In sum, Alaska law does not currently provide a ready answer to the question of whether Williams’s conduct at the football jamboree would support two separate convictions. And Williams has failed to adequately brief these issues. Although Williams argues that her case should not be analogized to Baker , she offers no significant analysis of why our decision in Baker is inapplicable — no significant analysis of what the unit of prosecution should be in cases like this.
For these reasons, we conclude that even if the jury instruction in Williams’s case is not viewed as an instance of invited error — so that we must analyze Williams’s claim under the rubric of plain error — the challenged jury instruction does not present an instance of plain error.
The admission of evidence concerning earlier occasions when Williams violated protective orders that prohibited her from contacting the Lansdale family
As we explained earlier, the background of this case is that, for over a decade, Williams and her ex-husband Robert Lansdale engaged in a bitter custody battle over their son Israel.
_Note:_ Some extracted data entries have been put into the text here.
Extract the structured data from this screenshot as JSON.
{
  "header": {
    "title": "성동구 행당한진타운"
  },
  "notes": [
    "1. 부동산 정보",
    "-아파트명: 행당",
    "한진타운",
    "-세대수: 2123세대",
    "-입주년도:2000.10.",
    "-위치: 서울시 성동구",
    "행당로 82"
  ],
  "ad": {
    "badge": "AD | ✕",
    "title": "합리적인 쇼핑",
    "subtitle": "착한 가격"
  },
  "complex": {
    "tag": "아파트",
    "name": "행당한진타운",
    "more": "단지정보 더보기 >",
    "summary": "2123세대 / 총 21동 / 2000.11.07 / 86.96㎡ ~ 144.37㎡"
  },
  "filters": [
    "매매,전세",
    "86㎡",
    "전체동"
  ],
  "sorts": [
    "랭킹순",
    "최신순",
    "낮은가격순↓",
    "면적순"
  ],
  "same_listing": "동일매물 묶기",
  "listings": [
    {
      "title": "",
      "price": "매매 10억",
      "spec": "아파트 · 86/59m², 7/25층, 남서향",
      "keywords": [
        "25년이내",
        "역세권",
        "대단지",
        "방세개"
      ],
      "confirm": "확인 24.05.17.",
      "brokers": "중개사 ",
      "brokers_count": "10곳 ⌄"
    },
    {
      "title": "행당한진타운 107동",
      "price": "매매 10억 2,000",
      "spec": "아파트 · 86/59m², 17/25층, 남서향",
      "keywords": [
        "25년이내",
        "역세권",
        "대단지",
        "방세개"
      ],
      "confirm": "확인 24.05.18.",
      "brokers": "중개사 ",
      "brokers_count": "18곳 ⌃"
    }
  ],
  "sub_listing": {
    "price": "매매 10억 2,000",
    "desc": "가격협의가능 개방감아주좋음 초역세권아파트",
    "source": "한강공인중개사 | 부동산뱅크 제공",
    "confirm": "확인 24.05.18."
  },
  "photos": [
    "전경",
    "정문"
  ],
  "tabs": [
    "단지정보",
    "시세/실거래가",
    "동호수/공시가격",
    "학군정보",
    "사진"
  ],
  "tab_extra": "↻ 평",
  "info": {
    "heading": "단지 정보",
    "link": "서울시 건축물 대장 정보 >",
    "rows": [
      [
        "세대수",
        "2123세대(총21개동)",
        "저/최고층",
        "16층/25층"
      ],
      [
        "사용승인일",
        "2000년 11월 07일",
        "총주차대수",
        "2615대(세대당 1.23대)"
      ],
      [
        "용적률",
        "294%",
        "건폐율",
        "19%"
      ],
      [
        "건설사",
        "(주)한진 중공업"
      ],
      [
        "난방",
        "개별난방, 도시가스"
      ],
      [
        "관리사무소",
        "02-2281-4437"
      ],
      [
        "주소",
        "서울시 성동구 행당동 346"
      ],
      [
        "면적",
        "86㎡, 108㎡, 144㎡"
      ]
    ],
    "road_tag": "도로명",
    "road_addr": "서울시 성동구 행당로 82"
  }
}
During this time, Kathleen Lansdale obtained several protective orders against Williams — and Williams repeatedly violated those protective orders.
In the present case, the prosecutor asked the district court to admit evidence of nineteen of these prior violations. In response to the prosecutor’s request, the court conducted extensive hearings to assess the admissibility of this evidence. Ultimately, the court concluded that most of these prior incidents were not admissible. But the court allowed the prosecutor to introduce evidence of four prior incidents in which Williams violated court orders that prohibited her from contacting the Lansdales.
With respect to one of these incidents, Williams’s own attorney asked the court to admit the evidence (because this particular incident resulted in Kathleen Lansdale’s being charged with assault). But Williams now challenges the court’s decision to admit evidence of the other three incidents.
Williams argues that these prior incidents lacked any relevance, other than to show her propensity to violate court orders. Thus, Williams contends, the evidence was barred by Alaska Evidence Rule 404(b)(1).
But this is not a case where Williams’s prior acts were introduced to show her general propensity to violate court orders. Rather, the fact that Williams had repeatedly violated court orders protecting the Lansdale family was relevant to show the depth of Williams’s antipathy toward a specific group of people — the Lansdales.
This antipathy was relevant to the issues litigated at Williams’s trial, because Williams’s defense was that the Lansdales had misinterpreted innocent actions on her part, and that her son Diego was actually the one who photographed the Lansdales. Thus, the challenged evidence had a case-specific relevance, and it was not barred by Evidence Rule 404(b)(1).
See , e.g. , Riggins v. State , 101 P.3d 1060, 1063 (Alaska App. 2004) (upholding the admission of evidence of the defendant’s prior assaults on his girlfriend in a prosecution for a more recent assault on the girlfriend).
Even though Evidence Rule 404(b)(1) did not categorically bar this evidence, the trial judge was nevertheless required to weigh the probative value of this evidence against its potential for unfair prejudice under Evidence Rule 403.
But as we have already explained, the trial judge carefully considered the entirety of the State’s proposed evidence, and the judge ultimately limited the State to three of those prior incidents. (Evidence of a fourth incident was admitted, but this was at the request of Williams’s attorney.) We conclude that the trial judge did not abuse her discretion in this matter.
Conclusion
The judgement of the district court is AFFIRMED.